Single by Run–D.M.C.

from the album Raising Hell
- B-side: "Hit It Run"
- Released: October 20, 1986
- Recorded: 1986
- Genre: Hip hop
- Length: 3:26
- Label: Profile
- Songwriters: Joseph Simmons; Darryl McDaniels; Jason Mizell; Raymond White;
- Producers: Russell Simmons; Rick Rubin; Jason Mizell; Joseph Simmons;

Run–D.M.C. singles chronology
| "Walk This Way" (1986) | "You Be Illin' " (1986) | "It's Tricky" (1987) |

= You Be Illin' =

"You Be Illin' " is the third single released by Run–D.M.C. from their third album, Raising Hell. It was released in 1986 through Profile Records as the follow-up to the rap rock crossover hit, "Walk This Way", and was produced by Run-D.M.C.

==Background==
The slang term illing means to "be uncool and unrelaxed", "be acting crazy", "be 'tripping' or 'bugging' ", or "be acting 'wack' ". The song describes some examples of "illing" and chides a fictitious individual for his "illing" behavior. Such examples include a man ordering a Big Mac and french fries at a Kentucky Fried Chicken restaurant, calling out "Touchdown!" at a basketball game, repelling a woman at a party with drunken behavior and bad breath, and being oblivious to the fact he is eating dog food for dinner.

==Reception==
Cash Box called it "a humorous poke at social faux pas and has the earmarks of becoming a huge novelty hit."

==Track listing==
===A-side===
1. "You Be Illin' " – 3:26

===B-side===
1. "Hit It Run" – 3:10

==Charts==
The song peaked at number 29 on the Billboard Hot 100 and number 12 on the Hot Black Singles chart.
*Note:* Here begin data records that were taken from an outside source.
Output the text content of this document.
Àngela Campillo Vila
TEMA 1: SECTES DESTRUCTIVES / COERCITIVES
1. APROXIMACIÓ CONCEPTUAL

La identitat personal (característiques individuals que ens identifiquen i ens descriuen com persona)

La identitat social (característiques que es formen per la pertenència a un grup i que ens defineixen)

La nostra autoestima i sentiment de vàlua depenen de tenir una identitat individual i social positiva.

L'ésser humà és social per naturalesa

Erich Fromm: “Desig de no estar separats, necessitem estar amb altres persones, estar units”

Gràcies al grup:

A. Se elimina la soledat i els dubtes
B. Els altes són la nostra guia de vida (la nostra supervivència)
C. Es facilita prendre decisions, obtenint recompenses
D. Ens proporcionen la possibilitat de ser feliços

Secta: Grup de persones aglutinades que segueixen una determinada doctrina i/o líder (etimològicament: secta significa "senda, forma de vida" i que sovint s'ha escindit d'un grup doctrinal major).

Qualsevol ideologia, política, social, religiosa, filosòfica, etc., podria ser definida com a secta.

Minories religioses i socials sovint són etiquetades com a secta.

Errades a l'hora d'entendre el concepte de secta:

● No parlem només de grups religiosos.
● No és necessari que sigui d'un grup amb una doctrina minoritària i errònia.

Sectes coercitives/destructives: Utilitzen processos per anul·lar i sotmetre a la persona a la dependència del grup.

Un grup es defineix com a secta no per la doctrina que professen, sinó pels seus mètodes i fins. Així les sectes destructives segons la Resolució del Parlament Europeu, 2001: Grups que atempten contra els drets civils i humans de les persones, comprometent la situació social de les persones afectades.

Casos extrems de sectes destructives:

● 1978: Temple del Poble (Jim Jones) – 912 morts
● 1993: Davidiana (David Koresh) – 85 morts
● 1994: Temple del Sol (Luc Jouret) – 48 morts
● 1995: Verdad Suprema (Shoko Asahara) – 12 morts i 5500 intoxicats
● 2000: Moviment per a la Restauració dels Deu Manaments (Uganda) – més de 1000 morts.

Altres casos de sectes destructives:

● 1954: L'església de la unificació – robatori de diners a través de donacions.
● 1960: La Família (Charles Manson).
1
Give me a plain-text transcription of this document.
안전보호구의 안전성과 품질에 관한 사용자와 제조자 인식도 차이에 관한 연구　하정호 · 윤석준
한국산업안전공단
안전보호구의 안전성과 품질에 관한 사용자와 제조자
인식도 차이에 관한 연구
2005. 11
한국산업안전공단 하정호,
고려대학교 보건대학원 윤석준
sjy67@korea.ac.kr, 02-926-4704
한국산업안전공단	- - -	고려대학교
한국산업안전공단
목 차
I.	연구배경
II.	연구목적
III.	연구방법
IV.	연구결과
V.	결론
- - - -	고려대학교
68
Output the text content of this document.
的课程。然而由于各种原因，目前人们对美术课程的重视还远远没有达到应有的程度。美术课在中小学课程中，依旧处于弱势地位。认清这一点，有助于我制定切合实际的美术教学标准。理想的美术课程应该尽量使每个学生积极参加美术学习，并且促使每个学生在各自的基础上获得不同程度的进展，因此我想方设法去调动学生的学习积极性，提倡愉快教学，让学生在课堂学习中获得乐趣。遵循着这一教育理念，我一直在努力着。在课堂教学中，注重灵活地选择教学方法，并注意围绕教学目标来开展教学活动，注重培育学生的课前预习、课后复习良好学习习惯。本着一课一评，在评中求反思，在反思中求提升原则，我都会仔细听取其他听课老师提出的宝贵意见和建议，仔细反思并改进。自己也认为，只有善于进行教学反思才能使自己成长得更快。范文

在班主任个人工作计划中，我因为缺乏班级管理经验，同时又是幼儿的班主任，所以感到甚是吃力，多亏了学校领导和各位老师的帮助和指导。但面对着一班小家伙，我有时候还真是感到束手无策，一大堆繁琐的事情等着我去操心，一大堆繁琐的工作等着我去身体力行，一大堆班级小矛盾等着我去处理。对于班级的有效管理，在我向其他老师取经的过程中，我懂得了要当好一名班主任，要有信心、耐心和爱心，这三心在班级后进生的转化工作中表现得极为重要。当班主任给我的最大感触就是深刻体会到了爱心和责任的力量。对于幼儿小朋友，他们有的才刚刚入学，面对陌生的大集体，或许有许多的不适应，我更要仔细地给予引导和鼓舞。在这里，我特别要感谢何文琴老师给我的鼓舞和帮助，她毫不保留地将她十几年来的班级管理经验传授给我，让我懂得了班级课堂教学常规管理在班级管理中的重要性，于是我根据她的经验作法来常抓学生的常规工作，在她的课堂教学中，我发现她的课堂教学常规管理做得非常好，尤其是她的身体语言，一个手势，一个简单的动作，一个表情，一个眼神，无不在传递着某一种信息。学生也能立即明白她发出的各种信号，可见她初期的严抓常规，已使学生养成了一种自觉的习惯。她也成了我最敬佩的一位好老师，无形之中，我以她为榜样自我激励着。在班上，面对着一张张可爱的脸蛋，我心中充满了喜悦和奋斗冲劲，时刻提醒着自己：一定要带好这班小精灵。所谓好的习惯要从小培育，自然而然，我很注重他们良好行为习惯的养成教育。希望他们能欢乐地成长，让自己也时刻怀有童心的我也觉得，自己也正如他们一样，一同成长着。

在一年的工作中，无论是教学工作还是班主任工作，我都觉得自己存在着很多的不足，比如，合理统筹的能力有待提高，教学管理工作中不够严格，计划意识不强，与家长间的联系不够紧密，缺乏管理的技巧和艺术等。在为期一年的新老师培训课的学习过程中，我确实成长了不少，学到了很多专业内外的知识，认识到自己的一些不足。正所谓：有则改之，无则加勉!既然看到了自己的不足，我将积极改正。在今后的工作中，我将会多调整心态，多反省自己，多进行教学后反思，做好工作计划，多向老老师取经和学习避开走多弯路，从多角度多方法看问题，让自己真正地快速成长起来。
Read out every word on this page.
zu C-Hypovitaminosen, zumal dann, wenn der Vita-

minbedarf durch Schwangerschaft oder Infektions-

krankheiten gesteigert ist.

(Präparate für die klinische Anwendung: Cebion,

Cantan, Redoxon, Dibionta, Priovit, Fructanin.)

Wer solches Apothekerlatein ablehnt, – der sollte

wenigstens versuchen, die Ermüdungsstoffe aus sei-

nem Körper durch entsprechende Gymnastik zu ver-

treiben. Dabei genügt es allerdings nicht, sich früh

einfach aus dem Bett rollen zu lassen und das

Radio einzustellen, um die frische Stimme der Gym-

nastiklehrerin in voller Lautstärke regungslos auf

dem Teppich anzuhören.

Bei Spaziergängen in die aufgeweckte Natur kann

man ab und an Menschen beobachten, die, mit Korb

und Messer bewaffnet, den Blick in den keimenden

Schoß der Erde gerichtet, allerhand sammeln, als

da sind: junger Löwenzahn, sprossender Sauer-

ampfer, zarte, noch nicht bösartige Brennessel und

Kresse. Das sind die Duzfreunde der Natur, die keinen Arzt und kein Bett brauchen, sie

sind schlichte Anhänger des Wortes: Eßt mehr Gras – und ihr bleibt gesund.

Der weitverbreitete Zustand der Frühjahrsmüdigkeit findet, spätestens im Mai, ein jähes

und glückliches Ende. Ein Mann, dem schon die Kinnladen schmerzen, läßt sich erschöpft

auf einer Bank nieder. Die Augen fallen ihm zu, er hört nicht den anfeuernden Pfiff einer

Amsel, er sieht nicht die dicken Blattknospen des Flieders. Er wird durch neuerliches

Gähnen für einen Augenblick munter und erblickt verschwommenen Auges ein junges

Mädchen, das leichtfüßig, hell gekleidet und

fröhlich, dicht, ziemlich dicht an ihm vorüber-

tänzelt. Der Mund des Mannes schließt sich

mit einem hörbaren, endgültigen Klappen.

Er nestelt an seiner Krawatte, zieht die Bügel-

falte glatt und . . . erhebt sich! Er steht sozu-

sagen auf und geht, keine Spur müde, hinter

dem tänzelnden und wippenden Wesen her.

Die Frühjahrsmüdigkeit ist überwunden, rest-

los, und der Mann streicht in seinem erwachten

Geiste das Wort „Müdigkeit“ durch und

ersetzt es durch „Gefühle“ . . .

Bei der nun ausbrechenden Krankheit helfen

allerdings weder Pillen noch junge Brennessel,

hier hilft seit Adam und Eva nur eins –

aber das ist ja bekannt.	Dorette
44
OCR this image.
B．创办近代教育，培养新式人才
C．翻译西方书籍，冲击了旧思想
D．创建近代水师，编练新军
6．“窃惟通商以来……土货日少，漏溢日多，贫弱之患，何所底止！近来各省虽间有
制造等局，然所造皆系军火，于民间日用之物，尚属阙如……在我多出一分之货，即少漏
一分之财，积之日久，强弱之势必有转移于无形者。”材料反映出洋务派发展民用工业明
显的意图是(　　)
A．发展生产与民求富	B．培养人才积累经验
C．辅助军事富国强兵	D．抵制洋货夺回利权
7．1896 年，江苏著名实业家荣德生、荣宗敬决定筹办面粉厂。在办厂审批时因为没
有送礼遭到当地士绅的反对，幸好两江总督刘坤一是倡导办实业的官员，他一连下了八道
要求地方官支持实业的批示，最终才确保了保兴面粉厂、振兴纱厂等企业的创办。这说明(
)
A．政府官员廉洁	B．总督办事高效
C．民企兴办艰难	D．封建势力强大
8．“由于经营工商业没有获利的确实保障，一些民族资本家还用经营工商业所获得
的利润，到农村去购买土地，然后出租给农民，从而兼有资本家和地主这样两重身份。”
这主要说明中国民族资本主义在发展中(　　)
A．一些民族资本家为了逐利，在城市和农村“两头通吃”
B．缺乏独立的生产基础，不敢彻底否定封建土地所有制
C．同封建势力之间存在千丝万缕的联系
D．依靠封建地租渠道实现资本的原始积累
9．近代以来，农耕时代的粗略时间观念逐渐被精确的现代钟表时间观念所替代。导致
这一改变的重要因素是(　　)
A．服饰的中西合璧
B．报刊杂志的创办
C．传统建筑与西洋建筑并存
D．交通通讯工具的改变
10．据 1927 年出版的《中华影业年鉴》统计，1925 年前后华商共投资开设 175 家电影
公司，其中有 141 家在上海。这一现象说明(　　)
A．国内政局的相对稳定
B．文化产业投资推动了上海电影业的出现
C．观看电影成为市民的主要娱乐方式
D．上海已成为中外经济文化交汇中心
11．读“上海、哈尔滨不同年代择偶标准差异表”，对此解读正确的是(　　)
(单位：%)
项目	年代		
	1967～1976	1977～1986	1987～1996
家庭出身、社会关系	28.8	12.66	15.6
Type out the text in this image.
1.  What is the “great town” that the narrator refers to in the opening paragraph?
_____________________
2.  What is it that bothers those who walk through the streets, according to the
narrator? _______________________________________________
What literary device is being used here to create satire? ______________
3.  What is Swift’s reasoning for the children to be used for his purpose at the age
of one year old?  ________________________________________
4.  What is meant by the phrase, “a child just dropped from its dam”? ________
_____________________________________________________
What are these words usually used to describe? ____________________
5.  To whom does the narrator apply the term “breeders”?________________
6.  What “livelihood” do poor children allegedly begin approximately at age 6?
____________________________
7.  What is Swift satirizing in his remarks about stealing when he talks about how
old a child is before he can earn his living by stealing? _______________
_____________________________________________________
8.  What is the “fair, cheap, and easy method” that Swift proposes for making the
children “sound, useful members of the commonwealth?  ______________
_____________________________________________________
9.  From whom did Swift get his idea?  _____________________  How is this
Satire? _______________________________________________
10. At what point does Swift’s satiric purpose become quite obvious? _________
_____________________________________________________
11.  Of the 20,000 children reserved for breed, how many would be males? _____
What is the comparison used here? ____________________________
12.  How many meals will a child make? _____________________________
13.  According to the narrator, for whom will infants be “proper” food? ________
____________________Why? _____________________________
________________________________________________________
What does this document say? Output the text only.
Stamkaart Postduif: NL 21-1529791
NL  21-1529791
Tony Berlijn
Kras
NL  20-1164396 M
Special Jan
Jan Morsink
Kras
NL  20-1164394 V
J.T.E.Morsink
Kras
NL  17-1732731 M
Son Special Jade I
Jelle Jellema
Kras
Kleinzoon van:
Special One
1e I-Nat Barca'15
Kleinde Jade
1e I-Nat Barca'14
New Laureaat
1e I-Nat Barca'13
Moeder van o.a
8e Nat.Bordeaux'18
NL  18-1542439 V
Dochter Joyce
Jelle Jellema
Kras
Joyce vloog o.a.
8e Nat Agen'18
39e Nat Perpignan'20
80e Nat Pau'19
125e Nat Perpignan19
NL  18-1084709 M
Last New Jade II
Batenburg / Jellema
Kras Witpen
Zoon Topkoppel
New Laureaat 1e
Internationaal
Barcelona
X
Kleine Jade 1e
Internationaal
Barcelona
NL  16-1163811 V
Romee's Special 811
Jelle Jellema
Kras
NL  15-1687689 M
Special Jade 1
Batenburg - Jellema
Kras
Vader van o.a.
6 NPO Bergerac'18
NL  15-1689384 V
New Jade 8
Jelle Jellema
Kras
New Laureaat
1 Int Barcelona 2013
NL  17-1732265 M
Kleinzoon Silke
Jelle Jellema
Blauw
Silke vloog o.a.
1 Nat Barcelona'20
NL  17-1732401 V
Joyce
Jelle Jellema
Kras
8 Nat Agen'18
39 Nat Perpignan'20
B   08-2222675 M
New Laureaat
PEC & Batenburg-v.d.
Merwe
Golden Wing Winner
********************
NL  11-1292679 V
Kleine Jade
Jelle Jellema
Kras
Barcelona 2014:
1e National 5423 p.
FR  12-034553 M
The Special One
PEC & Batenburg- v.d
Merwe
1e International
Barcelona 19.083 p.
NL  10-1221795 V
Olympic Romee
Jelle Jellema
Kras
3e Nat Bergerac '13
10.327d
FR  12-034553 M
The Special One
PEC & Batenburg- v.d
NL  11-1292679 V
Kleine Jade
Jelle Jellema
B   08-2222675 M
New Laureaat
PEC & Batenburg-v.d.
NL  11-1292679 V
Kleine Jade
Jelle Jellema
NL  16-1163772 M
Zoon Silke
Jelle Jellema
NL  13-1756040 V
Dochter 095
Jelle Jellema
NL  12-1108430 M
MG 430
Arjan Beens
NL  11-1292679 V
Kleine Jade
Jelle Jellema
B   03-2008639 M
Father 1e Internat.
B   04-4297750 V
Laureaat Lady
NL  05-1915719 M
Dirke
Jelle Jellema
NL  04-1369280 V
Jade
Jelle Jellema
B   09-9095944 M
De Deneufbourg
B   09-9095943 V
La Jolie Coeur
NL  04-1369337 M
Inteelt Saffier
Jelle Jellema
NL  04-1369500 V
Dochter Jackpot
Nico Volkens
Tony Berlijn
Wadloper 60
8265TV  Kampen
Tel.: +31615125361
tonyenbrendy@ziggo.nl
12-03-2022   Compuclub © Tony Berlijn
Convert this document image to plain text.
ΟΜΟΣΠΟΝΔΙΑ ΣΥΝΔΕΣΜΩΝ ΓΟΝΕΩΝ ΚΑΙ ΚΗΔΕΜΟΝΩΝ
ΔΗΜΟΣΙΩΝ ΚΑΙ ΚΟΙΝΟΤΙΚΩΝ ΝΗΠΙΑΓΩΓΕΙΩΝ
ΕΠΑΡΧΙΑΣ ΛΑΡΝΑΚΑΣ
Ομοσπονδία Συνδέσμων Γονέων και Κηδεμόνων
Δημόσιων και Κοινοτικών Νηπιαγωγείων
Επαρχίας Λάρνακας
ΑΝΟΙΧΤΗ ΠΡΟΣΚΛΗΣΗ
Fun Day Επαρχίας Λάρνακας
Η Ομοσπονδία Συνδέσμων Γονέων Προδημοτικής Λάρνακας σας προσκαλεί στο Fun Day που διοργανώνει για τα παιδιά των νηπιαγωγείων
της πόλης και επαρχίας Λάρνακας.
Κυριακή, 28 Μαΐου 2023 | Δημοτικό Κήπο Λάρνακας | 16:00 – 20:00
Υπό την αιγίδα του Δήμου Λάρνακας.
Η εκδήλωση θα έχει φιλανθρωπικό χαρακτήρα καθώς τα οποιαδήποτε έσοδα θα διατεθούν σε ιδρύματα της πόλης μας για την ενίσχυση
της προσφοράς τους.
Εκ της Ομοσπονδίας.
| Chart (1986–1987) | Peak position |
|---|---|
| Belgium (Ultratop 50 Flanders) | 29 |
| Netherlands (Mega Single Tip) | 13 |
| US Billboard Hot 100 | 29 |
| US Hot Black Singles (Billboard) | 12 |
| US Hot Dance Club Play (Billboard) | 44 |

==Cover versions==
- In 2012, The Carolina Chocolate Drops covered "You Be Illin' " on a bonus track of their album, Leaving Eden.